Colpisce la raffinatissima ed elegantissima metafora del manifesto del Gay Village di Roma 2015. Un campo coltivato a microfoni, con la didascalia: «Qui tutto ha un altro sapore».
La deriva piccolo borghese di una parte della cosiddetta cultura gay (chissà perché poi bisogna aggettivare la cultura), ormai rasenta la tristezza. Un tempo si chiamava umorismo di caserma, i doppi sensi con il continuo riferimento alle tette, al culo, ai cazzi grossi. Poi è arrivata il tempo delle veline e delle troniste, la carne un tanto al chilo, l’immaginario sessuale come repressione di massa.
Oggi abbiamo il trash gay, l’esibizionismo d’accatto, l’orgoglio coatto dell’attitudine sessuale.
Ovvero la trasgressione conformista.
Pier Paolo Pasolini si rivolterebbe nella tomba. Luchino Visconti pure. André Gide non ne parliamo. Aldo Busi e Paolo Poli sono vivi e urlano la loro differenza. Dai gay.
Concordo.
E dire che la cultura gay nasce come estrema ribellione al potere fondato sul dominio/sfruttamento – ribellione non politica, quindi più una auto seclusione in un mondo inaccessibile a chi non abbia le chiavi linguistiche per comprenderlo. Chi conosce Catullo, Petronio, Melville, Michelangelo sa cosa significa.
La teorizzazione sistematica si trova nel celebre “Epistemology of the closet”, libro dalla disperata metodicità che però fa luce su un mondo culturale e umano sommerso da secoli dove la “trasgressione” si mette in atto non solo sul piano strettamente sessuale ma prima di tutto su quello emotivo e intellettuale di una sensibilità “ibrida”, di una virilità che rivendica il proprio diritto a non essere obbligatoriamente “maschia”.

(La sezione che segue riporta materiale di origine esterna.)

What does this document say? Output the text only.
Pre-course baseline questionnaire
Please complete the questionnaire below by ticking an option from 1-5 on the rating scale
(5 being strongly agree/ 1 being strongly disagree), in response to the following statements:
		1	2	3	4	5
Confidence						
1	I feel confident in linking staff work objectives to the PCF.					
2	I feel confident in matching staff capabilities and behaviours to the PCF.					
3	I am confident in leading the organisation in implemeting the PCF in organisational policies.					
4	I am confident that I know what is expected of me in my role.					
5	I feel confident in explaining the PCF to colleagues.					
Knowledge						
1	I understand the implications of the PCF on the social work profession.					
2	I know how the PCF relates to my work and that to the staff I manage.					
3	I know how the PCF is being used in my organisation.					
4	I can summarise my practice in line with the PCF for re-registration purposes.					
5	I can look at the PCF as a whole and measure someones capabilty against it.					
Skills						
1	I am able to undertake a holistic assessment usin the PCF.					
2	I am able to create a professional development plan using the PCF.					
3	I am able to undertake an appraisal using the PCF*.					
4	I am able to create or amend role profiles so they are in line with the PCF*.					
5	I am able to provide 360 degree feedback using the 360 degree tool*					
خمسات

Appena rivelata, appena giunta a contatto col mondo esterno, questa cultura straordinaria ha subito il destino di certi affreschi romani che appaiono come per incanto sui muri di antiche ville appena riportate alla luce, che dopo pochi minuti si sbiadiscono e scompaiono per sempre.
Visto che le piace il cinema si legga quel libro che le ho segnalato e poi si riguardi il film “Le Iene”; come è evidente si tratta della storia di due rapporti di amore maschili, uno profondo e tenero fra H. Keitel e T. Roth, l’altro dolorosamente pasoliniano fra Matt Madsen e il figlio del capo.
Ma le scene della finzione teatrale, l’addestramento del poliziotto all’infiltrazione, sono la precisa rappresentazione cinematografica proprio dei postulati del libro della Sedgwick.
Se qualcuno avesse dei dubbi, c’è una scena con T. Roth da solo che prima della rapina deve decidere se mettersi la fede o no…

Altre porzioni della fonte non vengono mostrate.